伝統的な染色技法「本染め」とは

暖簾を楽しむたのめの知識

日本にはさまざまな染め方がありますが、「本染め」とはどのような方法なのでしょうか。

本染めは、日本古来の伝統的技法である「注染」を利用しています。
注染とは、のれんや手ぬぐいなどを染める場合に用いる技法です。

のれんを染める

人の手で染めることもありますが、最近はパソコンを使ってすべての作業を行うことが多くなりました。

この技法は明治時代からはじまりました。
型紙を使いながら布地を重ねていき、染料を注ぎ込んでいくのです。

染料を何枚もの布に注ぎ込むことによってより深く染めあげることができます。
昔から使われていた技法なだけあり、とても質のよい、美しい染まり具合の品物を作ることができます。

この染め方はいろいろな商品に見ることができ、のれんだけではなく、手ぬぐいや応援旗などでも使われています。

本染めの特徴は、裏表のないきれいな染め上がりができることです。
表裏のどちらを見ても素敵な印象しか与えることがない本染めは、とても貴重なだと言えるでしょう。

また、本染めをした商品は木綿などの生地を使うことが多く、肌触りがよいことでも知られています。
木綿のように肌触りがよいものを使うと、何度でも利用したくなるので、リピーターで購入する人もいるといいます。
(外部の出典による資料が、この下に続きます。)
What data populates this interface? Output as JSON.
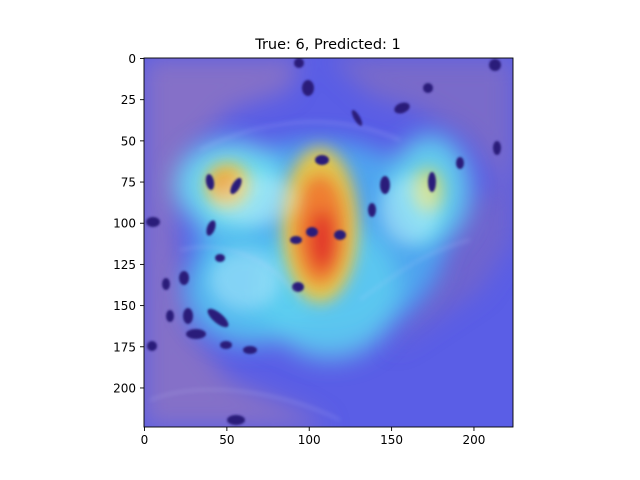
{
  "figure": {
    "title": "True: 6, Predicted: 1"
  },
  "axes": {
    "x_ticks": [
      "0",
      "50",
      "100",
      "150",
      "200"
    ],
    "y_ticks": [
      "0",
      "25",
      "50",
      "75",
      "100",
      "125",
      "150",
      "175",
      "200"
    ],
    "x_range": [
      0,
      224
    ],
    "y_range": [
      0,
      224
    ],
    "y_inverted": true
  },
  "image": {
    "content": "histology tissue patch with Grad-CAM jet-colormap heatmap overlay",
    "colormap": "jet",
    "colors": {
      "background_blue": "#5a5ee6",
      "tissue_purple": "#8a74c8",
      "nucleus_dark": "#2a1f7a",
      "hot_red": "#e0302a",
      "warm_yellow": "#f2c93a",
      "cool_cyan": "#6fe0f0"
    }
  }
}
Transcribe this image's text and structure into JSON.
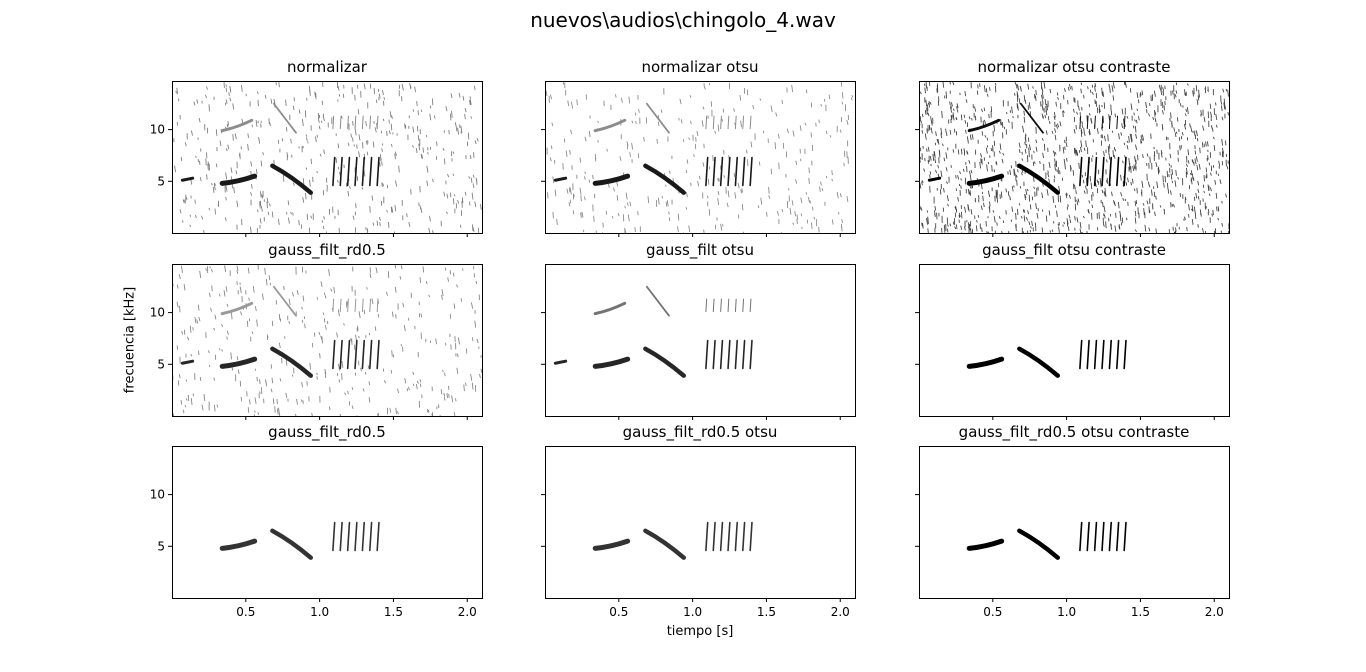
{
  "figure": {
    "suptitle": "nuevos\\audios\\chingolo_4.wav",
    "xlabel": "tiempo [s]",
    "ylabel": "frecuencia [kHz]"
  },
  "chart_data": {
    "type": "heatmap",
    "grid": false,
    "x": {
      "label": "tiempo [s]",
      "range": [
        0.0,
        2.1
      ],
      "ticks": [
        0.5,
        1.0,
        1.5,
        2.0
      ],
      "tick_labels": [
        "0.5",
        "1.0",
        "1.5",
        "2.0"
      ]
    },
    "y": {
      "label": "frecuencia [kHz]",
      "range": [
        0.0,
        14.7
      ],
      "ticks": [
        5,
        10
      ],
      "tick_labels": [
        "5",
        "10"
      ]
    },
    "panels": [
      {
        "title": "normalizar",
        "noise": 0.32,
        "weak_darkness": 0.45,
        "strong_darkness": 0.9,
        "show_high": true,
        "show_chirp": true
      },
      {
        "title": "normalizar otsu",
        "noise": 0.22,
        "weak_darkness": 0.45,
        "strong_darkness": 0.9,
        "show_high": true,
        "show_chirp": true
      },
      {
        "title": "normalizar otsu contraste",
        "noise": 0.8,
        "weak_darkness": 0.95,
        "strong_darkness": 1.0,
        "show_high": true,
        "show_chirp": true
      },
      {
        "title": "gauss_filt_rd0.5",
        "noise": 0.25,
        "weak_darkness": 0.4,
        "strong_darkness": 0.85,
        "show_high": true,
        "show_chirp": true
      },
      {
        "title": "gauss_filt otsu",
        "noise": 0.0,
        "weak_darkness": 0.55,
        "strong_darkness": 0.85,
        "show_high": true,
        "show_chirp": true
      },
      {
        "title": "gauss_filt otsu contraste",
        "noise": 0.0,
        "weak_darkness": 0.0,
        "strong_darkness": 1.0,
        "show_high": false,
        "show_chirp": false
      },
      {
        "title": "gauss_filt_rd0.5",
        "noise": 0.0,
        "weak_darkness": 0.0,
        "strong_darkness": 0.8,
        "show_high": false,
        "show_chirp": false
      },
      {
        "title": "gauss_filt_rd0.5 otsu",
        "noise": 0.0,
        "weak_darkness": 0.0,
        "strong_darkness": 0.8,
        "show_high": false,
        "show_chirp": false
      },
      {
        "title": "gauss_filt_rd0.5 otsu contraste",
        "noise": 0.0,
        "weak_darkness": 0.0,
        "strong_darkness": 1.0,
        "show_high": false,
        "show_chirp": false
      }
    ],
    "syllables": {
      "chirp": {
        "t": [
          0.07,
          0.14
        ],
        "f": [
          5.1,
          5.3
        ]
      },
      "low_sweep": {
        "t": [
          0.34,
          0.56
        ],
        "f": [
          4.8,
          5.5
        ]
      },
      "descending": {
        "t": [
          0.68,
          0.94
        ],
        "f": [
          6.5,
          3.9
        ]
      },
      "trill": {
        "t_start": 1.09,
        "count": 7,
        "spacing": 0.05,
        "f": [
          7.3,
          4.6
        ]
      },
      "high_sweep": {
        "t": [
          0.34,
          0.54
        ],
        "f": [
          9.9,
          10.9
        ]
      },
      "high_diag": {
        "t": [
          0.69,
          0.84
        ],
        "f": [
          12.5,
          9.7
        ]
      },
      "high_trill": {
        "t_start": 1.09,
        "count": 7,
        "spacing": 0.05,
        "f": [
          11.3,
          10.1
        ]
      }
    }
  }
}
カラーバリエーションも豊富にあるため、自分の好きな色を使った商品を作ることができるのが人気の理由です。

本染めの作業工程


本染め作業工程では、はじめに本染めで作りたいデザインを決めておきます。
決めたら最終的な色合いとデザインを決めるのです。

デザインを写した型紙を生地にヘラで折りたたんでいき、染めていきます。
このとき、生地はしっかりと乾燥していることを確認しておきましょう。

次に、染料の中に生地を浸して染め上げ、染め上がったら水で洗い流します。
きれいに洗い流したら、生地に含んだ水分を飛ばすために専用の機械で乾かして
天日干しをして乾燥させます。

完璧に乾いたらしっかりと隅々まで確認を行い、仕上がりの作業に入って終了です。

本染めでは作業工程のなかで一番デザインを決める部分が大切です。
きちんとデザインを決めていないと、考えていたものとはまったく違う仕上がりになってしまいます。

本染めは業者と打ち合わせをしてデザインを伝えることになりますが、このときはっきりと伝えておくことが大切です。

デザインを伝える

なんとなく「こんな感じで」というものでは、考えていたものと違うデザインで仕上がってしまう
可能性があるので、必ずきちんと伝えましょう。

本染めは型を重ねて染めていく過程が重要なので、デザインがはっきりとしているものほど
出来上がりが思い通りのものになるのです。